Quando as luzes se apagam, a Ana Vidal reúne alguns guarda-costas noctívagos e resistentes e ainda vamos ver se as docas continuam no sítio. À frente do último copo, apuram-se alguns pontos da agenda de trabalho que tinha estado basicamente em cima da mesa, parte dos quais estamos certos de que serão em breve janelas de oportunidade para os nossos estimadíssimos comentadores e leitores habituais, muito lembrados ao longo da noite.

 

Com falta marcada ficam quatro: o Adolfo Mesquita Nunes (falta justificada por ausência em terras nórdicas, lá para os lados onde nascem as nuvens que levam as companhias aéreas à falência), a Cristina Fereira de Almeida (falta injustificada, com os voos já normalizados), o J.M. Coutinho Ribeiro (falta injustificada, com quase três autoestradas Porto-Lisboa) e a Marta Caires (falta justificada, com o meu voto de vencido e a Madeira ali tão perto).

Têm razão os autores dos nossos blogues de estimação: roam-se de inveja, que o DELITO DE OPINIÃO é o máximo. Nem seria de esperar que não fosse, uma vez que o DO está no pelotão da frente quanto à lei da paridade. As nossas inspiradas meninas têm o duplo dom de ser também o motivo da nossa inspiração colectiva. Se as vissem melhor, iam perceber.

Comentar

170 comentários:
De ariel a 30 de Maio de 2010 às 14:58
Vou fazer de conta que acredito nessa falha da Ana Vidal quanto ao fotógrafo.... quanto ao resto só me resta mesmo cuscar e morrer de inveja.
:))

De João Carvalho a 30 de Maio de 2010 às 15:05
Esgadanhe-a toda, por incompetente. E é claro que a Ariel também foi lembrada.

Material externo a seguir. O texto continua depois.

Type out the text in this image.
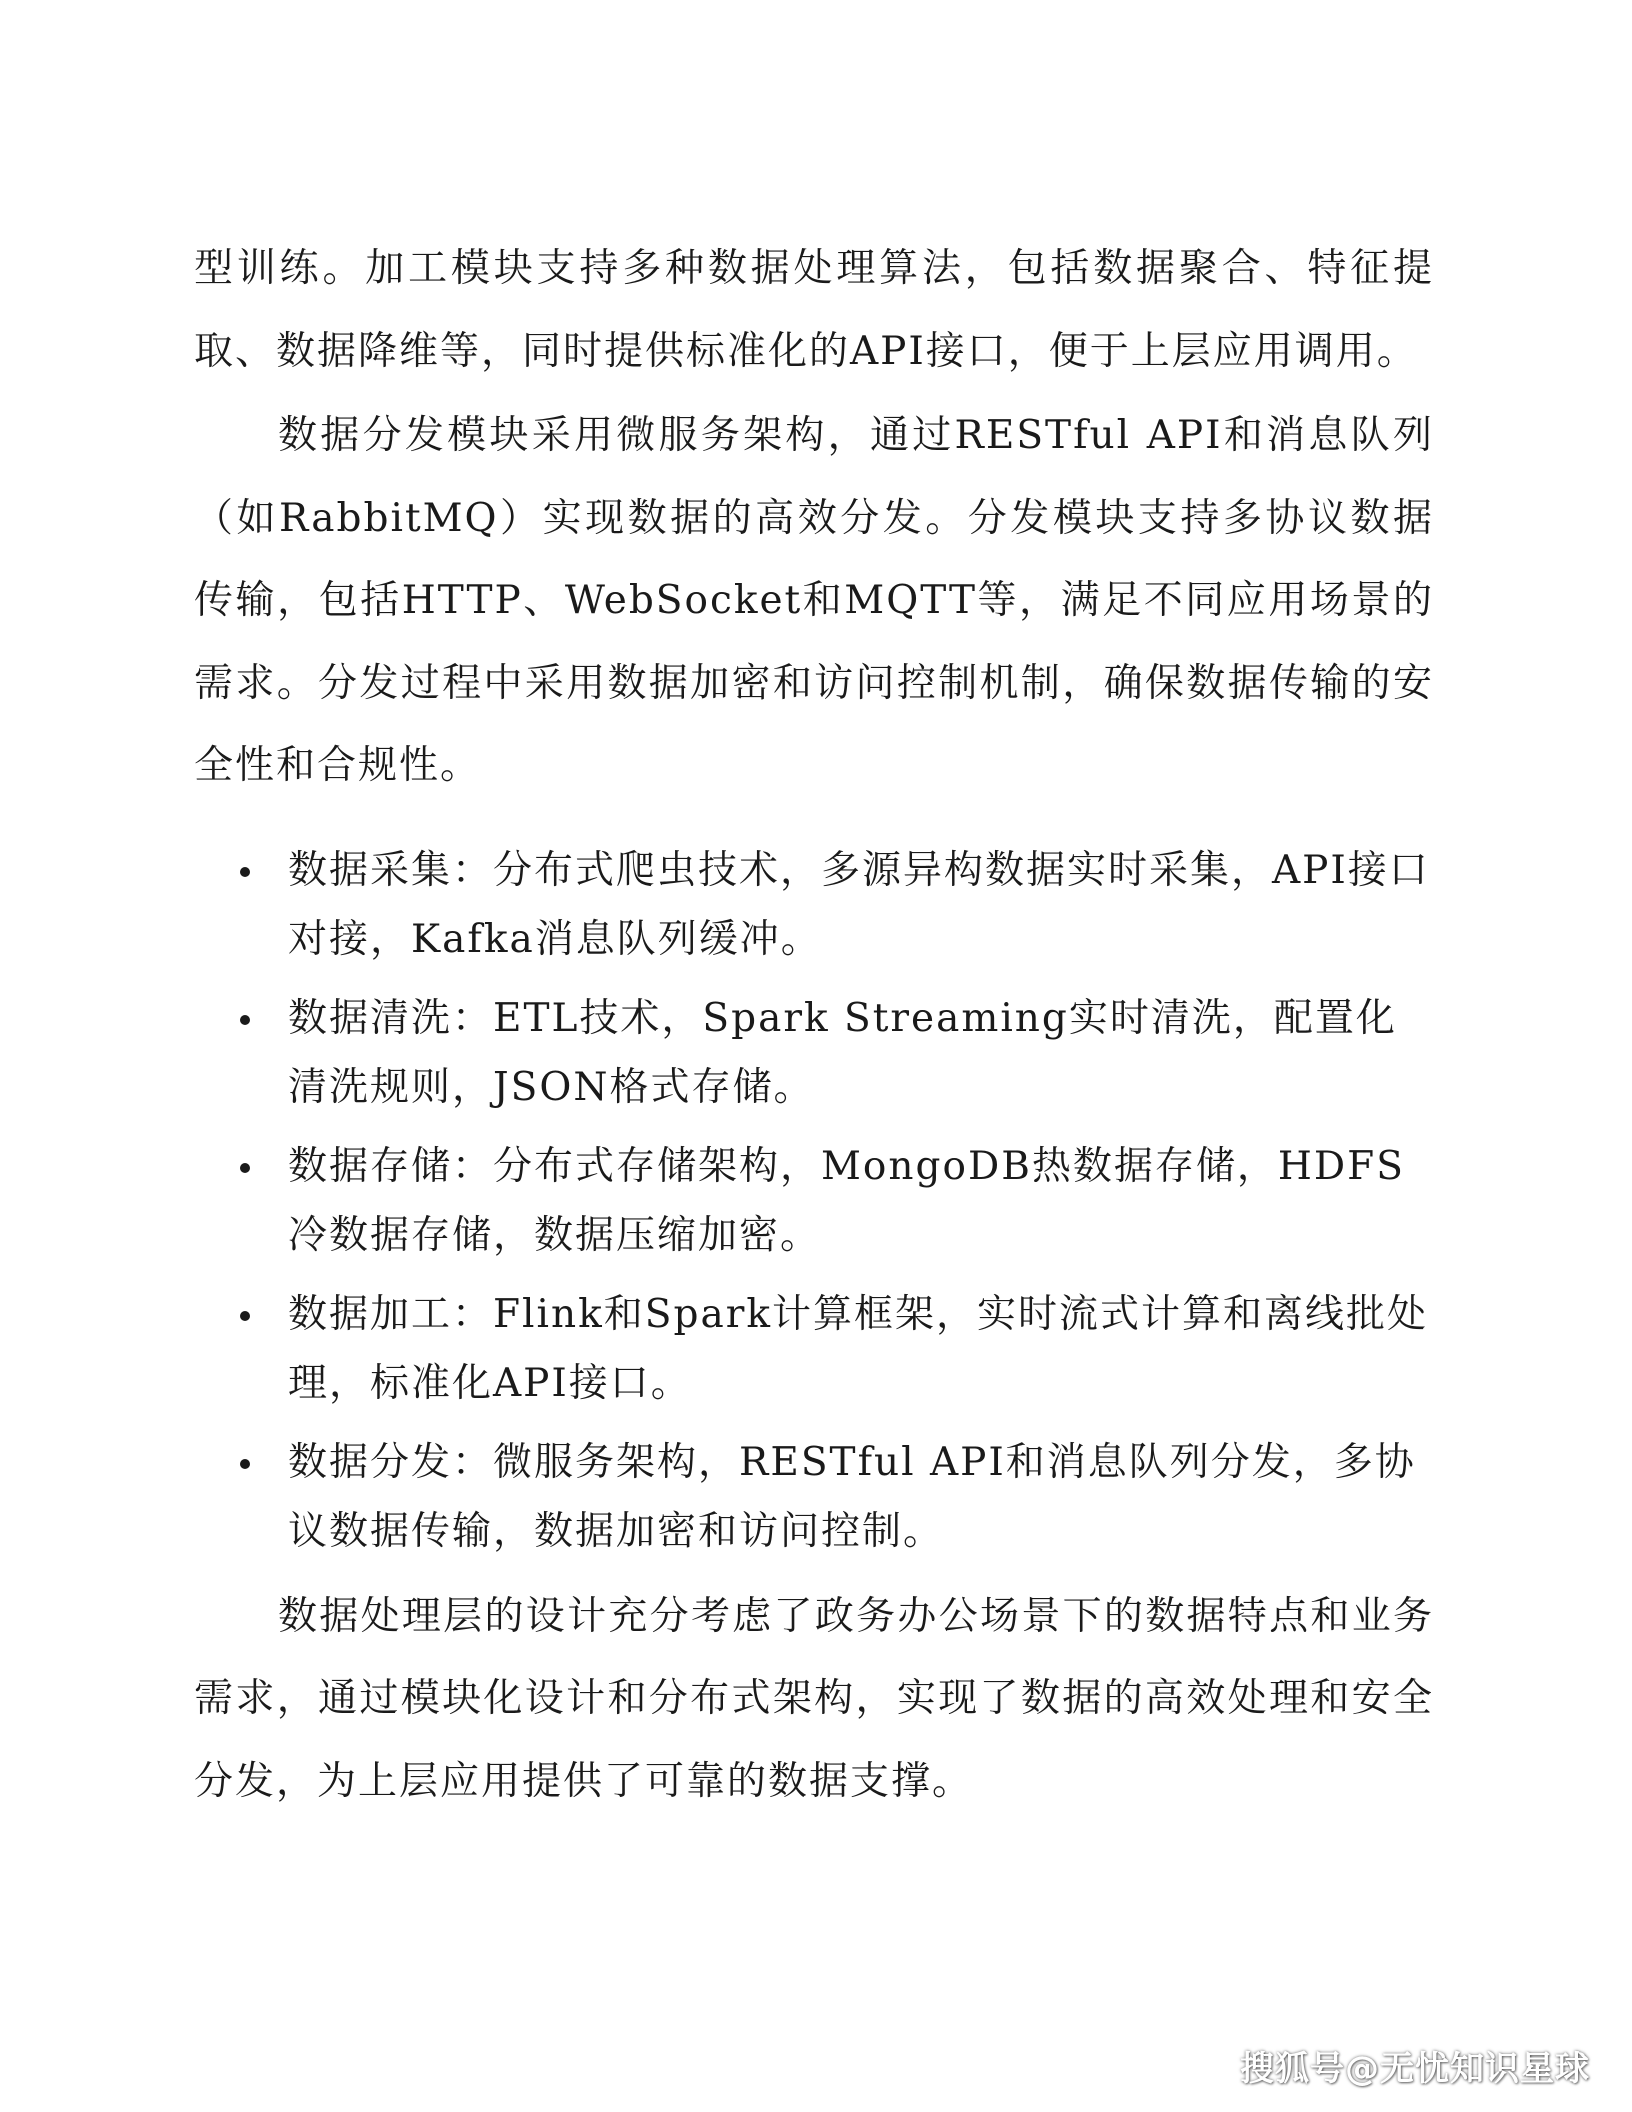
型训练。加工模块支持多种数据处理算法，包括数据聚合、特征提取、数据降维等，同时提供标准化的API接口，便于上层应用调用。

数据分发模块采用微服务架构，通过RESTful API和消息队列（如RabbitMQ）实现数据的高效分发。分发模块支持多协议数据传输，包括HTTP、WebSocket和MQTT等，满足不同应用场景的需求。分发过程中采用数据加密和访问控制机制，确保数据传输的安全性和合规性。

数据采集：分布式爬虫技术，多源异构数据实时采集，API接口对接，Kafka消息队列缓冲。
数据清洗：ETL技术，Spark Streaming实时清洗，配置化清洗规则，JSON格式存储。
数据存储：分布式存储架构，MongoDB热数据存储，HDFS冷数据存储，数据压缩加密。
数据加工：Flink和Spark计算框架，实时流式计算和离线批处理，标准化API接口。
数据分发：微服务架构，RESTful API和消息队列分发，多协议数据传输，数据加密和访问控制。

数据处理层的设计充分考虑了政务办公场景下的数据特点和业务需求，通过模块化设计和分布式架构，实现了数据的高效处理和安全分发，为上层应用提供了可靠的数据支撑。

搜狐号@无忧知识星球
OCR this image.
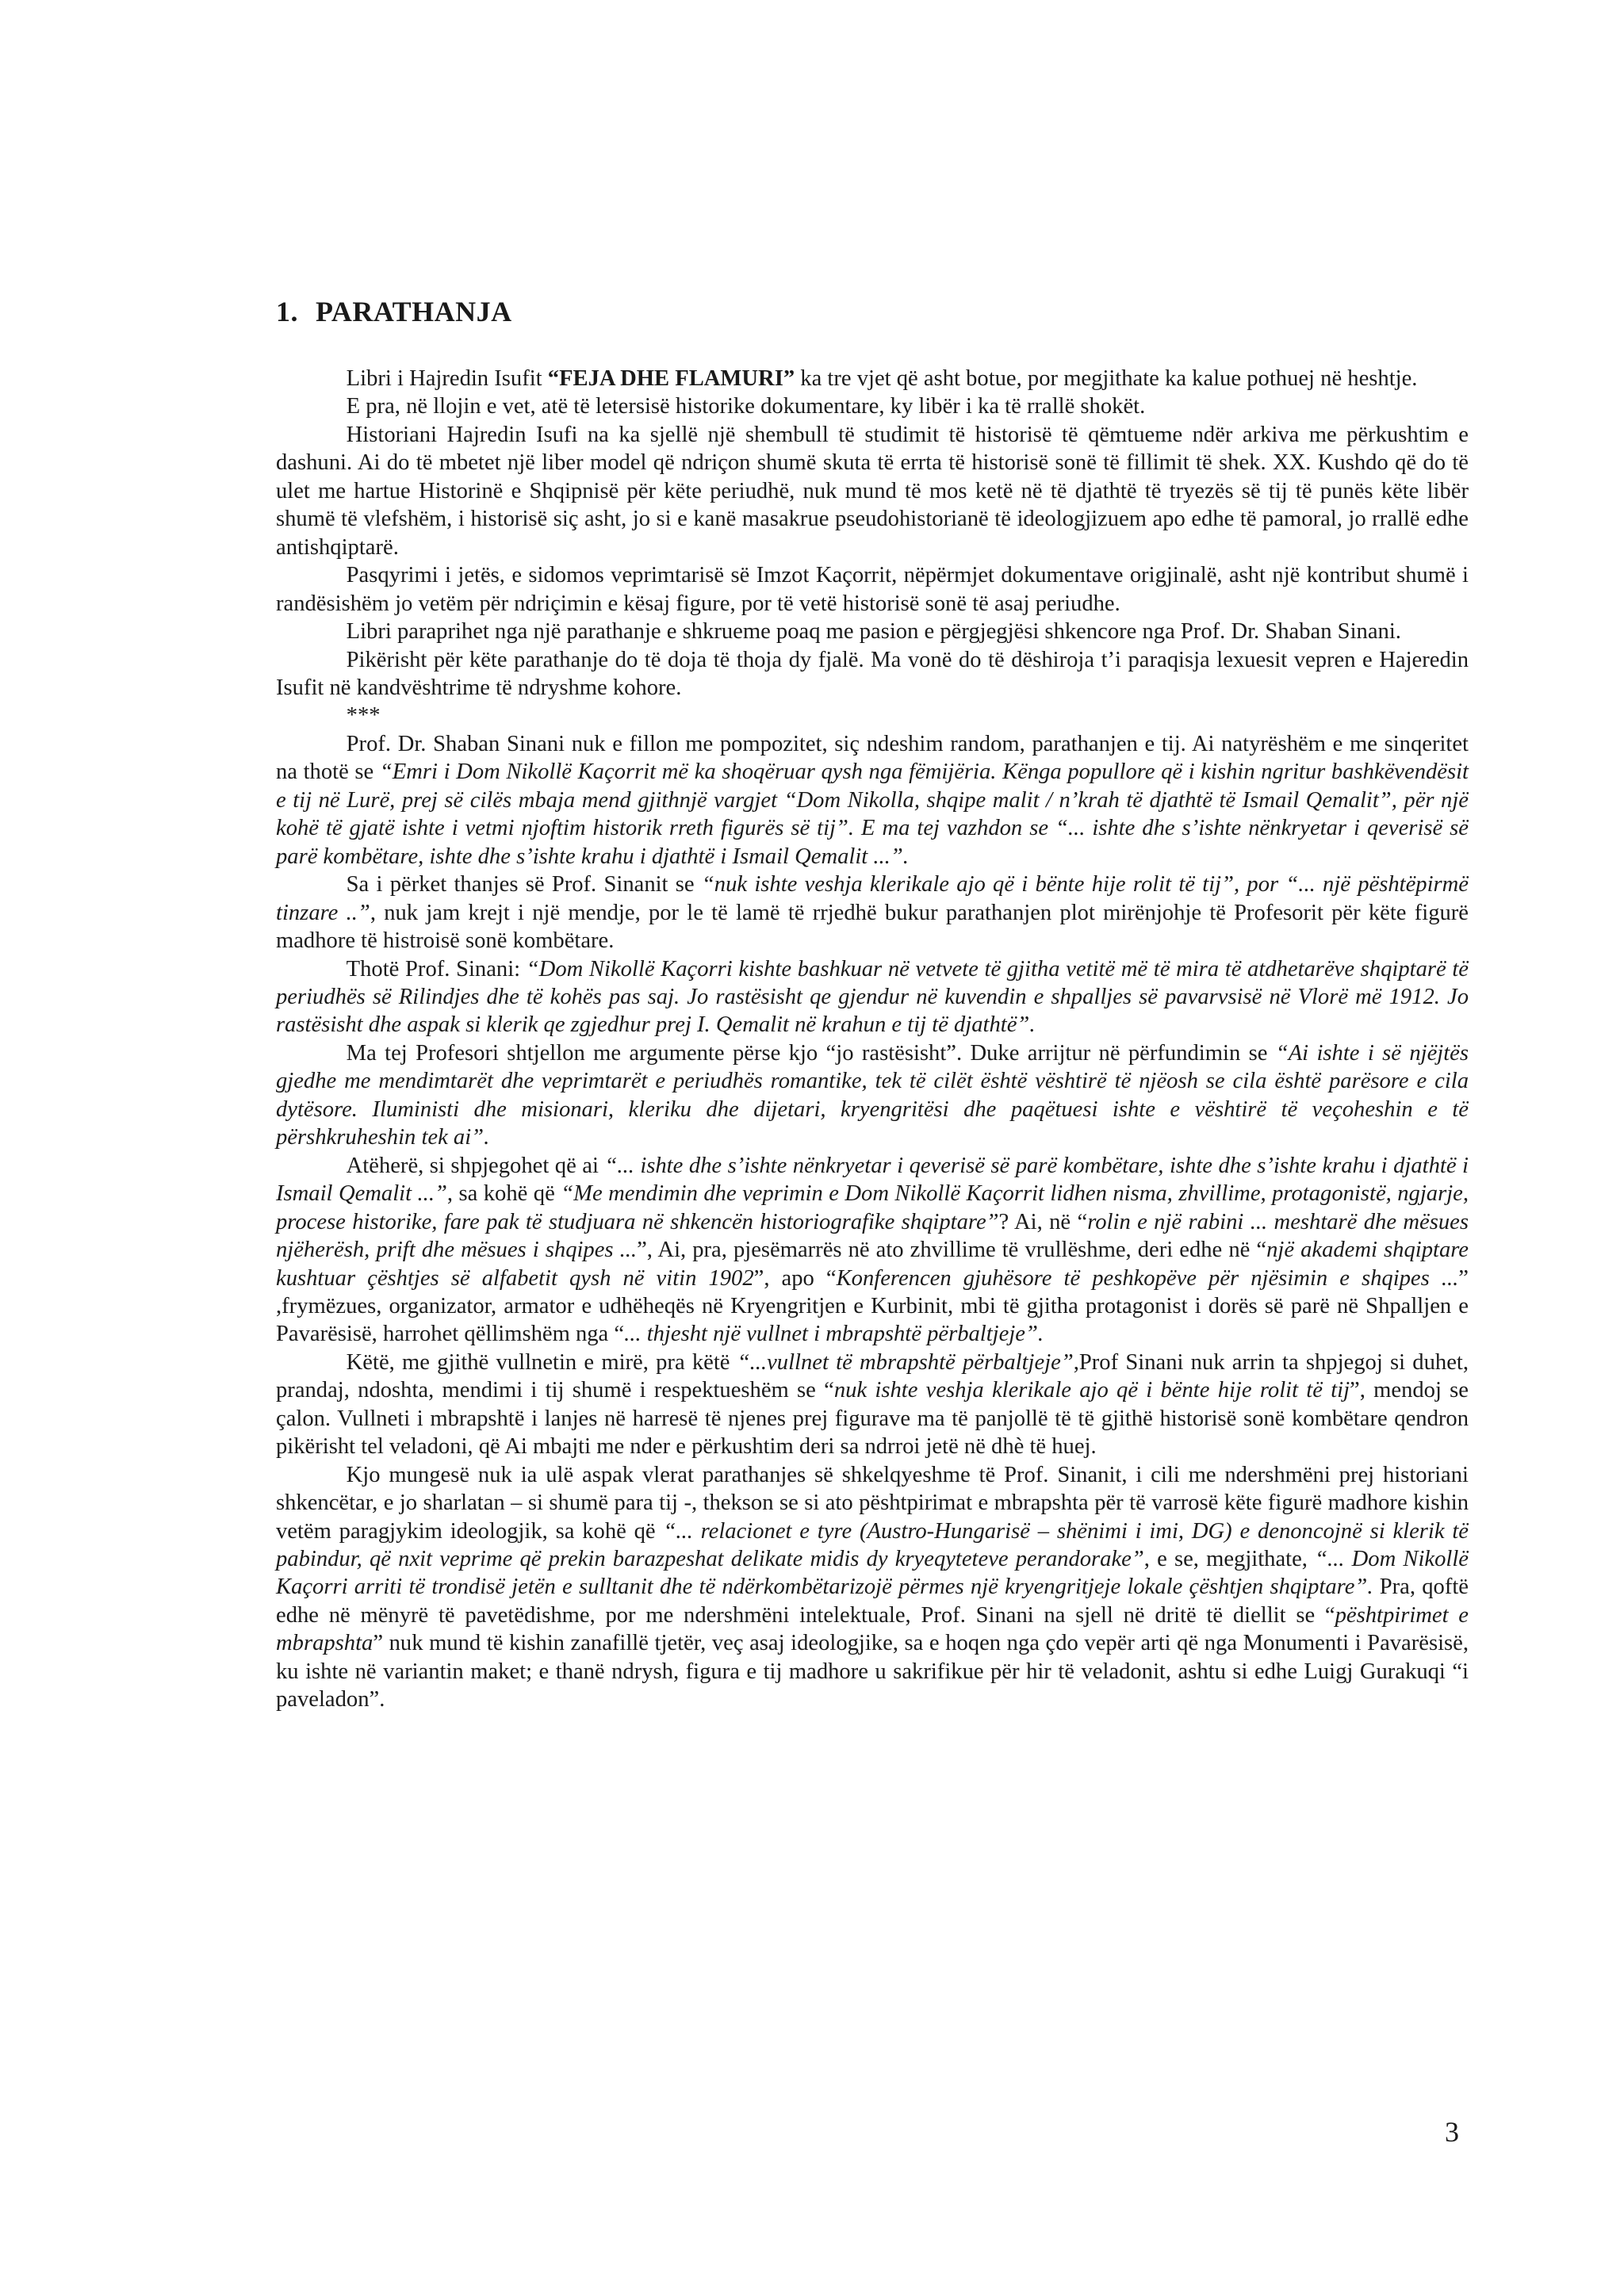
1. PARATHANJA

Libri i Hajredin Isufit “FEJA DHE FLAMURI” ka tre vjet që asht botue, por megjithate ka kalue pothuej në heshtje.

E pra, në llojin e vet, atë të letersisë historike dokumentare, ky libër i ka të rrallë shokët.

Historiani Hajredin Isufi na ka sjellë një shembull të studimit të historisë të qëmtueme ndër arkiva me përkushtim e dashuni. Ai do të mbetet një liber model që ndriçon shumë skuta të errta të historisë sonë të fillimit të shek. XX. Kushdo që do të ulet me hartue Historinë e Shqipnisë për këte periudhë, nuk mund të mos ketë në të djathtë të tryezës së tij të punës këte libër shumë të vlefshëm, i historisë siç asht, jo si e kanë masakrue pseudohistorianë të ideologjizuem apo edhe të pamoral, jo rrallë edhe antishqiptarë.

Pasqyrimi i jetës, e sidomos veprimtarisë së Imzot Kaçorrit, nëpërmjet dokumentave origjinalë, asht një kontribut shumë i randësishëm jo vetëm për ndriçimin e kësaj figure, por të vetë historisë sonë të asaj periudhe.

Libri paraprihet nga një parathanje e shkrueme poaq me pasion e përgjegjësi shkencore nga Prof. Dr. Shaban Sinani.

Pikërisht për këte parathanje do të doja të thoja dy fjalë. Ma vonë do të dëshiroja t’i paraqisja lexuesit vepren e Hajeredin Isufit në kandvështrime të ndryshme kohore.

***

Prof. Dr. Shaban Sinani nuk e fillon me pompozitet, siç ndeshim random, parathanjen e tij. Ai natyrëshëm e me sinqeritet na thotë se “Emri i Dom Nikollë Kaçorrit më ka shoqëruar qysh nga fëmijëria. Kënga popullore që i kishin ngritur bashkëvendësit e tij në Lurë, prej së cilës mbaja mend gjithnjë vargjet “Dom Nikolla, shqipe malit / n’krah të djathtë të Ismail Qemalit”, për një kohë të gjatë ishte i vetmi njoftim historik rreth figurës së tij”. E ma tej vazhdon se “... ishte dhe s’ishte nënkryetar i qeverisë së parë kombëtare, ishte dhe s’ishte krahu i djathtë i Ismail Qemalit ...”.

Sa i përket thanjes së Prof. Sinanit se “nuk ishte veshja klerikale ajo që i bënte hije rolit të tij”, por “... një pështëpirmë tinzare ..”, nuk jam krejt i një mendje, por le të lamë të rrjedhë bukur parathanjen plot mirënjohje të Profesorit për këte figurë madhore të histroisë sonë kombëtare.

Thotë Prof. Sinani: “Dom Nikollë Kaçorri kishte bashkuar në vetvete të gjitha vetitë më të mira të atdhetarëve shqiptarë të periudhës së Rilindjes dhe të kohës pas saj. Jo rastësisht qe gjendur në kuvendin e shpalljes së pavarvsisë në Vlorë më 1912. Jo rastësisht dhe aspak si klerik qe zgjedhur prej I. Qemalit në krahun e tij të djathtë”.

Ma tej Profesori shtjellon me argumente përse kjo “jo rastësisht”. Duke arrijtur në përfundimin se “Ai ishte i së njëjtës gjedhe me mendimtarët dhe veprimtarët e periudhës romantike, tek të cilët është vështirë të njëosh se cila është parësore e cila dytësore. Iluministi dhe misionari, kleriku dhe dijetari, kryengritësi dhe paqëtuesi ishte e vështirë të veçoheshin e të përshkruheshin tek ai”.

Atëherë, si shpjegohet që ai “... ishte dhe s’ishte nënkryetar i qeverisë së parë kombëtare, ishte dhe s’ishte krahu i djathtë i Ismail Qemalit ...”, sa kohë që “Me mendimin dhe veprimin e Dom Nikollë Kaçorrit lidhen nisma, zhvillime, protagonistë, ngjarje, procese historike, fare pak të studjuara në shkencën historiografike shqiptare”? Ai, në “rolin e një rabini ... meshtarë dhe mësues njëherësh, prift dhe mësues i shqipes ...”, Ai, pra, pjesëmarrës në ato zhvillime të vrullëshme, deri edhe në “një akademi shqiptare kushtuar çështjes së alfabetit qysh në vitin 1902”, apo “Konferencen gjuhësore të peshkopëve për njësimin e shqipes ...” ,frymëzues, organizator, armator e udhëheqës në Kryengritjen e Kurbinit, mbi të gjitha protagonist i dorës së parë në Shpalljen e Pavarësisë, harrohet qëllimshëm nga “... thjesht një vullnet i mbrapshtë përbaltjeje”.

Këtë, me gjithë vullnetin e mirë, pra këtë “...vullnet të mbrapshtë përbaltjeje”,Prof Sinani nuk arrin ta shpjegoj si duhet, prandaj, ndoshta, mendimi i tij shumë i respektueshëm se “nuk ishte veshja klerikale ajo që i bënte hije rolit të tij”, mendoj se çalon. Vullneti i mbrapshtë i lanjes në harresë të njenes prej figurave ma të panjollë të të gjithë historisë sonë kombëtare qendron pikërisht tel veladoni, që Ai mbajti me nder e përkushtim deri sa ndrroi jetë në dhè të huej.

Kjo mungesë nuk ia ulë aspak vlerat parathanjes së shkelqyeshme të Prof. Sinanit, i cili me ndershmëni prej historiani shkencëtar, e jo sharlatan – si shumë para tij -, thekson se si ato pështpirimat e mbrapshta për të varrosë këte figurë madhore kishin vetëm paragjykim ideologjik, sa kohë që “... relacionet e tyre (Austro-Hungarisë – shënimi i imi, DG) e denoncojnë si klerik të pabindur, që nxit veprime që prekin barazpeshat delikate midis dy kryeqyteteve perandorake”, e se, megjithate, “... Dom Nikollë Kaçorri arriti të trondisë jetën e sulltanit dhe të ndërkombëtarizojë përmes një kryengritjeje lokale çështjen shqiptare”. Pra, qoftë edhe në mënyrë të pavetëdishme, por me ndershmëni intelektuale, Prof. Sinani na sjell në dritë të diellit se “pështpirimet e mbrapshta” nuk mund të kishin zanafillë tjetër, veç asaj ideologjike, sa e hoqen nga çdo vepër arti që nga Monumenti i Pavarësisë, ku ishte në variantin maket; e thanë ndrysh, figura e tij madhore u sakrifikue për hir të veladonit, ashtu si edhe Luigj Gurakuqi “i paveladon”.

3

De ariel a 30 de Maio de 2010 às 15:50
Para a próxima diz-me em segredo onde é que eu vou lá tirar a foto...
:))

De João Carvalho a 30 de Maio de 2010 às 19:21
Combinado.

De ariel a 30 de Maio de 2010 às 18:26
Já agora "une petite correction" o Louça diria "para todas e todos", les femmes d'abord, eheheh

De mdsol a 30 de Maio de 2010 às 18:47
Ariel, também sentiu as orelhas a arder? Eu sou muito distraída julguei que a sensação resultava de não ter o cabelo apanhado. Afinal ...
Eh eh eh eh

:))))

De João Carvalho a 30 de Maio de 2010 às 19:24
A correcção acima é também para si, Maria.

De João Carvalho a 30 de Maio de 2010 às 19:25
Só que a correcção acima caiu abaixo...

De ariel a 30 de Maio de 2010 às 19:38
Minha amiga, não desfazendo, eh eh eh eh, orelhas a arder comigo é o pão nosso de cada dia, quando não as sinto a arder é que estranho.:)) embora tenha de facto sentido em certo calor, tenho a certeza que as do DO são as mais benignas e amigáveis.

:)))

De João Carvalho a 30 de Maio de 2010 às 20:03
Consigo e para si, só podem ser benignas e amigáveis. Eu que saiba que há outras que não são.

De mdsol a 30 de Maio de 2010 às 20:11
Okay. O adquado era ter escrito: sentir as orelhitas quentinhas...

:))))

De ariel a 30 de Maio de 2010 às 20:39
:))))

De João Carvalho a 30 de Maio de 2010 às 19:23
Uma correcção, Ariel. A escrita foi pensada e jamais me escaparia o cavalheirismo. Acontece que Louçã diria — como realmente diz — "todos e todas", como não tardará a verificar.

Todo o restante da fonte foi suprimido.